Japan’s Ministry of Health announced on Tuesday that 88 additional cases of coronavirus were confirmed on the Diamond Princess cruise ship, bringing the total to 542 as the quarantine period neared an end for a cohort of passengers set to leave the vessel on Wednesday.
Officials said that as of Tuesday, 2,404 out of the 3,700 passengers and crew initially on board had been tested for the virus. The new cases include people who did not show symptoms. Health officials said those who had tested positive would be taken to medical facilities.

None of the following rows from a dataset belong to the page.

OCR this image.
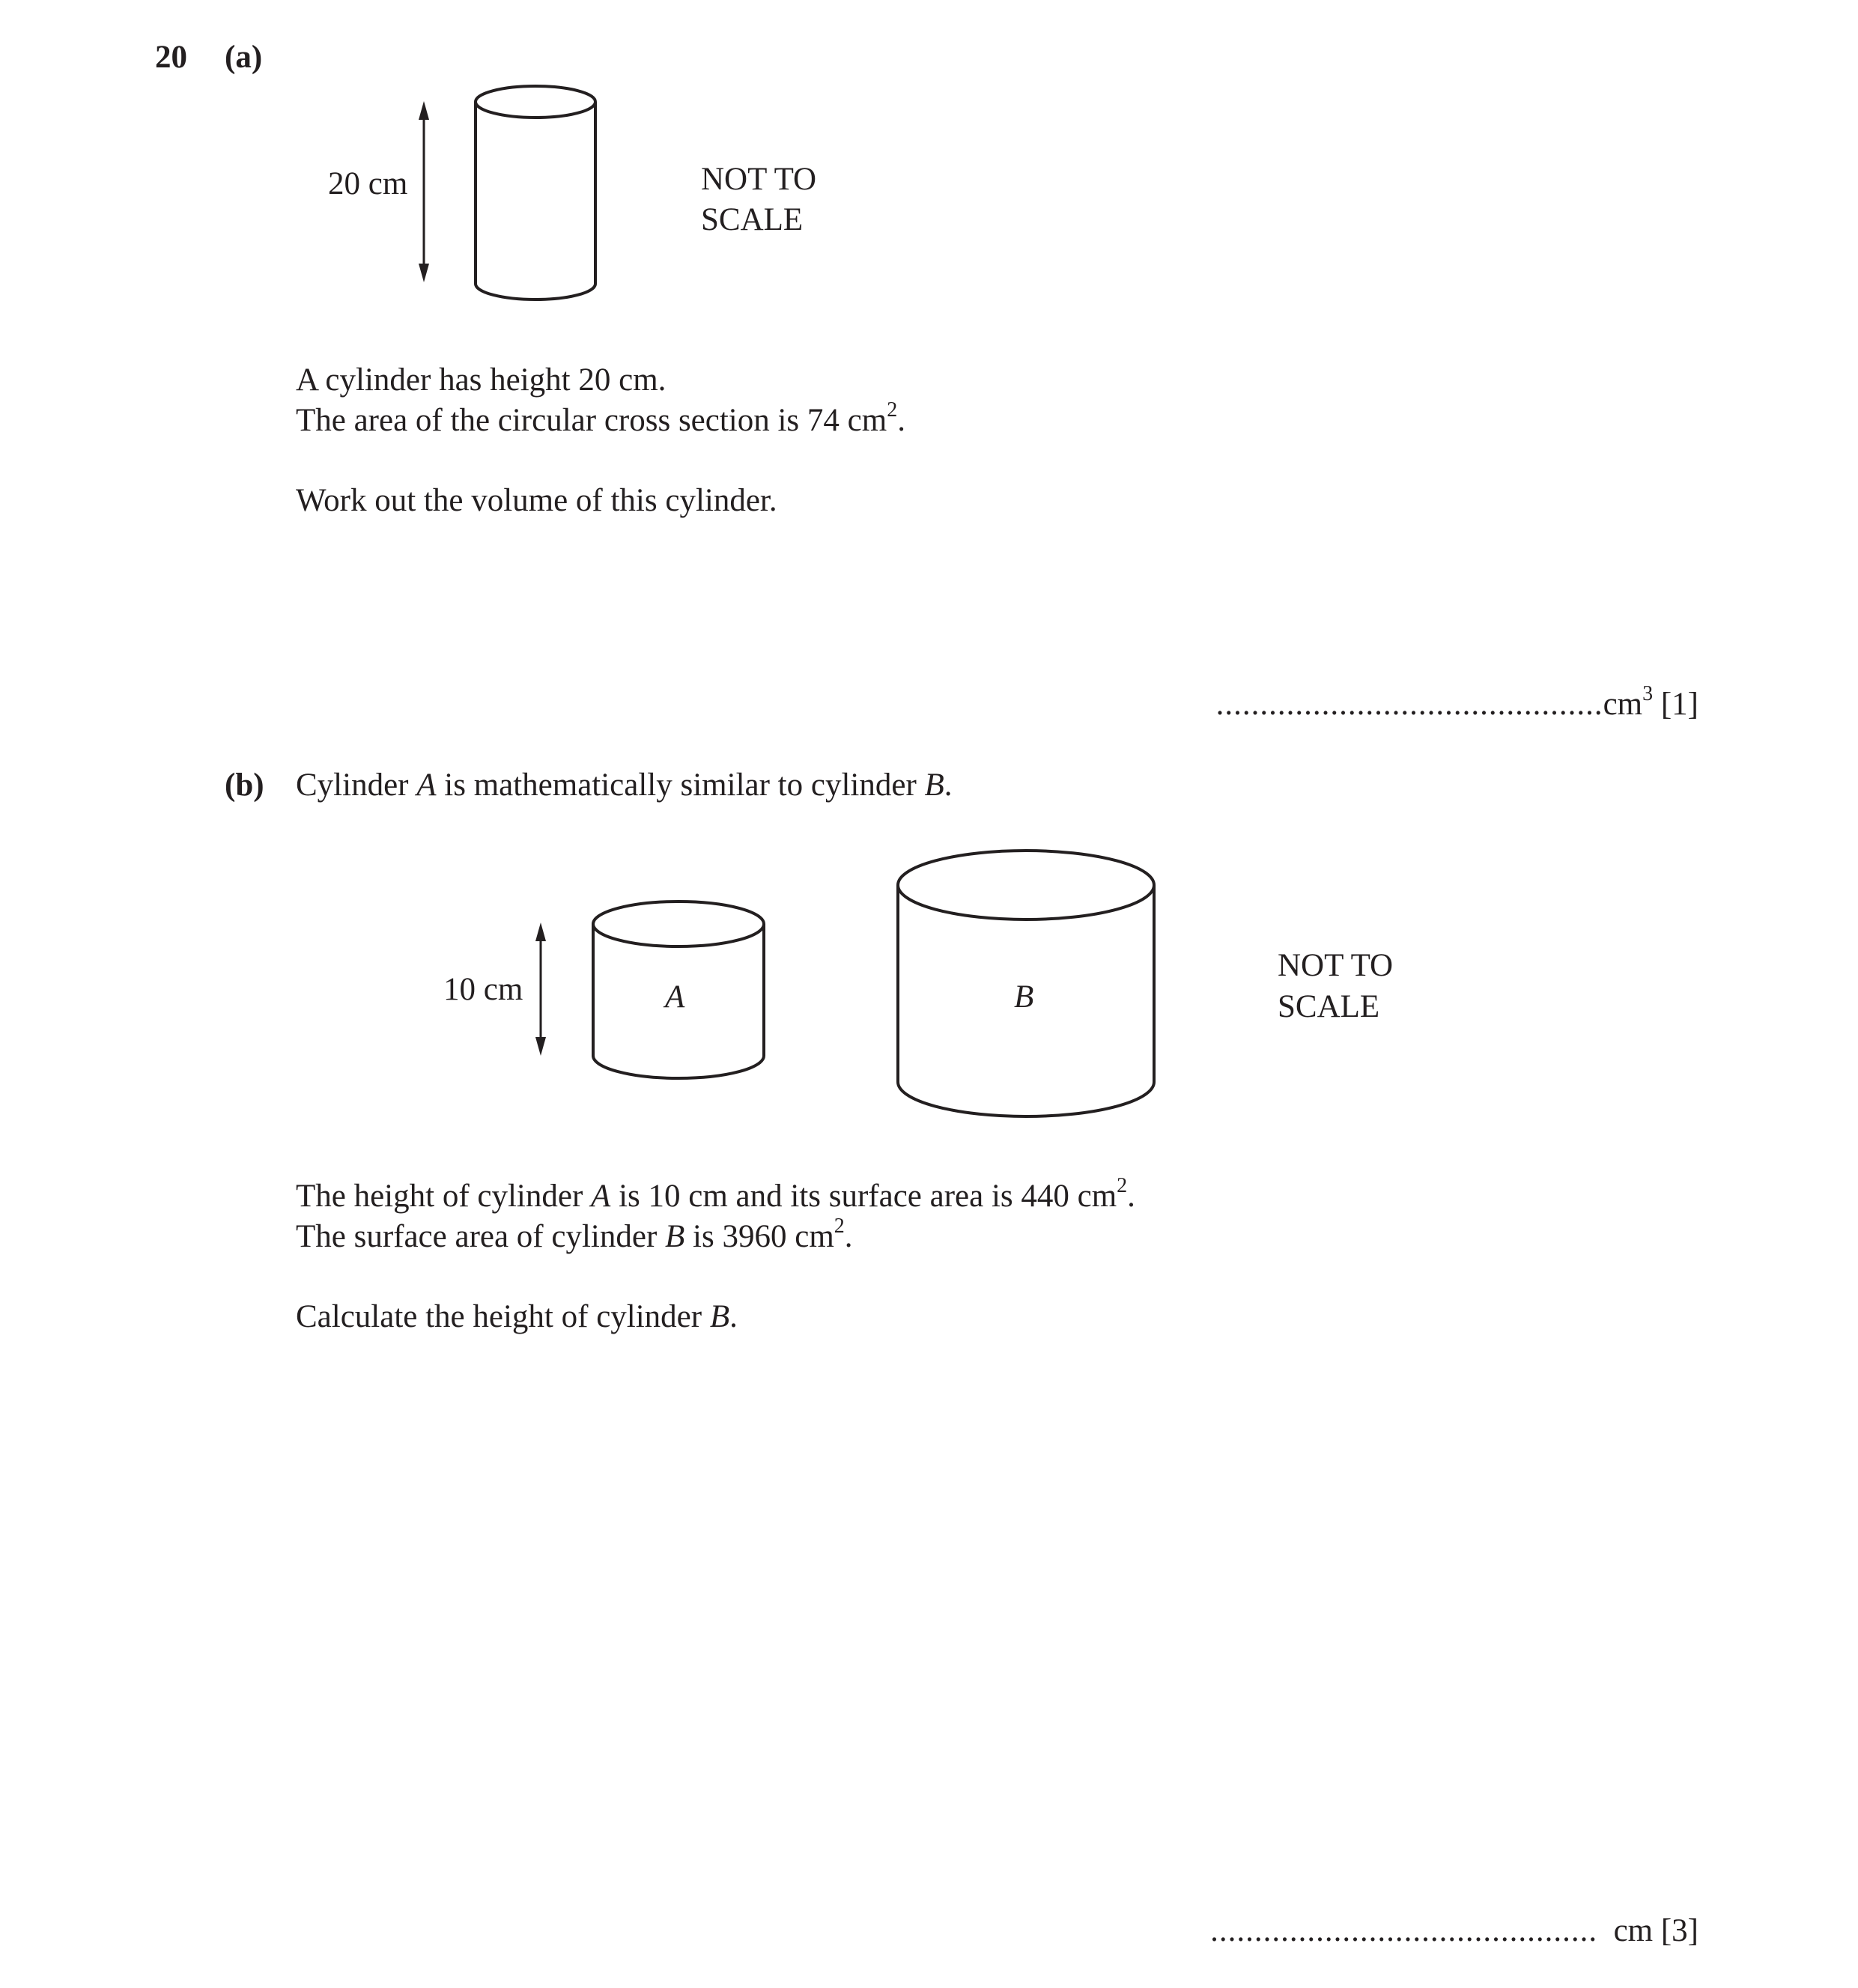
20 (a)
20 cm	NOT TO
SCALE
A cylinder has height 20 cm.
The area of the circular cross section is 74 $cm^2$.
Work out the volume of this cylinder.
$............................................cm^3$ [1]
(b) Cylinder A is mathematically similar to cylinder B.
10 cm	A	B
NOT TO
SCALE
The height of cylinder A is 10 cm and its surface area is 440 $cm^2$.
The surface area of cylinder B is 3960 $cm^2$.
Calculate the height of cylinder B.
............................................ cm [3]
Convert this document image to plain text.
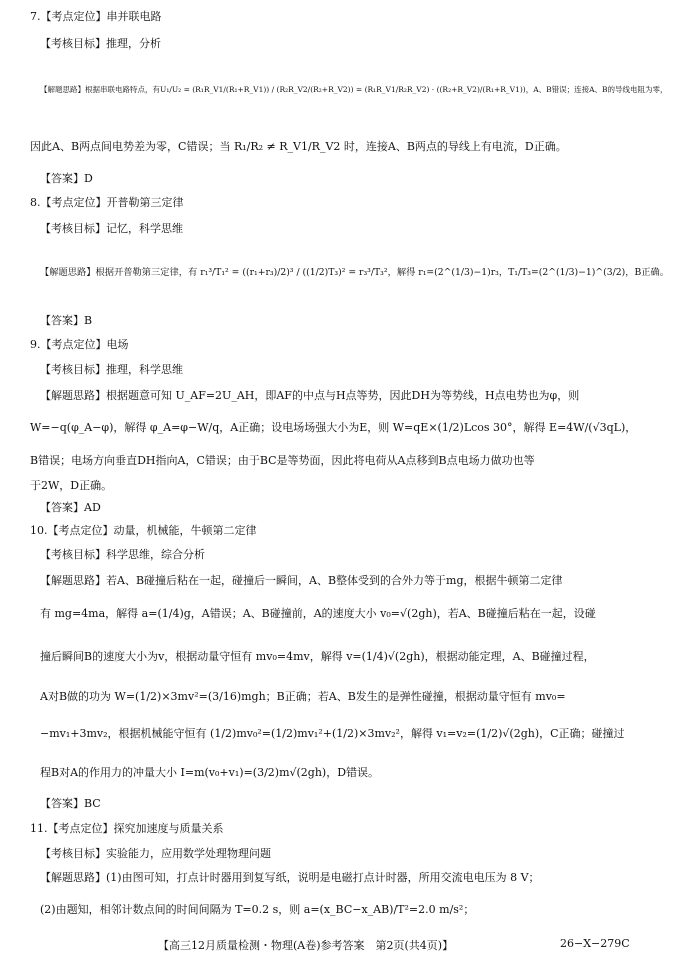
7.【考点定位】串并联电路
【考核目标】推理，分析
【解题思路】根据串联电路特点，有U₁/U₂ = (R₁R_V1/(R₁+R_V1)) / (R₂R_V2/(R₂+R_V2)) = (R₁R_V1/R₂R_V2) · ((R₂+R_V2)/(R₁+R_V1))，A、B错误；连接A、B的导线电阻为零，
因此A、B两点间电势差为零，C错误；当 R₁/R₂ ≠ R_V1/R_V2 时，连接A、B两点的导线上有电流，D正确。
【答案】D
8.【考点定位】开普勒第三定律
【考核目标】记忆，科学思维
【解题思路】根据开普勒第三定律，有 r₁³/T₁² = ((r₁+r₃)/2)³ / ((1/2)T₃)² = r₃³/T₃²，解得 r₁=(2^(1/3)−1)r₃，T₁/T₃=(2^(1/3)−1)^(3/2)，B正确。
【答案】B
9.【考点定位】电场
【考核目标】推理，科学思维
【解题思路】根据题意可知 U_AF=2U_AH，即AF的中点与H点等势，因此DH为等势线，H点电势也为φ，则
W=−q(φ_A−φ)，解得 φ_A=φ−W/q，A正确；设电场场强大小为E，则 W=qE×(1/2)Lcos 30°，解得 E=4W/(√3qL)，
B错误；电场方向垂直DH指向A，C错误；由于BC是等势面，因此将电荷从A点移到B点电场力做功也等
于2W，D正确。
【答案】AD
10.【考点定位】动量，机械能，牛顿第二定律
【考核目标】科学思维，综合分析
【解题思路】若A、B碰撞后粘在一起，碰撞后一瞬间，A、B整体受到的合外力等于mg，根据牛顿第二定律
有 mg=4ma，解得 a=(1/4)g，A错误；A、B碰撞前，A的速度大小 v₀=√(2gh)，若A、B碰撞后粘在一起，设碰
撞后瞬间B的速度大小为v，根据动量守恒有 mv₀=4mv，解得 v=(1/4)√(2gh)，根据动能定理，A、B碰撞过程，
A对B做的功为 W=(1/2)×3mv²=(3/16)mgh；B正确；若A、B发生的是弹性碰撞，根据动量守恒有 mv₀=
−mv₁+3mv₂，根据机械能守恒有 (1/2)mv₀²=(1/2)mv₁²+(1/2)×3mv₂²，解得 v₁=v₂=(1/2)√(2gh)，C正确；碰撞过
程B对A的作用力的冲量大小 I=m(v₀+v₁)=(3/2)m√(2gh)，D错误。
【答案】BC
11.【考点定位】探究加速度与质量关系
【考核目标】实验能力，应用数学处理物理问题
【解题思路】(1)由图可知，打点计时器用到复写纸，说明是电磁打点计时器，所用交流电电压为 8 V；
(2)由题知，相邻计数点间的时间间隔为 T=0.2 s，则 a=(x_BC−x_AB)/T²=2.0 m/s²；
【高三12月质量检测・物理(A卷)参考答案　第2页(共4页)】	26−X−279C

A 14-day quarantine period for passengers is set to end on Wednesday. People who have tested negative for the virus and do not have fever or respiratory symptoms will be checked a final time by an infrared camera before disembarking, according to a notice given to passengers. (But those bunking with someone who tested positive would not be allowed to disembark, the notice said.)
More passengers will leave on Thursday and Friday if their test results are negative, the Ministry of Health said in a statement. The ship’s crew members will also undergo a quarantine period, the notice said, although it was unclear when it would begin.
On Sunday, the U.S. government evacuated American passengers opting to leave the ship and be taken to a military base for another 14-day quarantine period. The 61 remaining American passengers still on the ship will not be able to return to the United States until March 4, the U.S. Embassy in Tokyo said.
The governments of Australia, Canada and Hong Kong have also said they would evacuate citizens from the ship.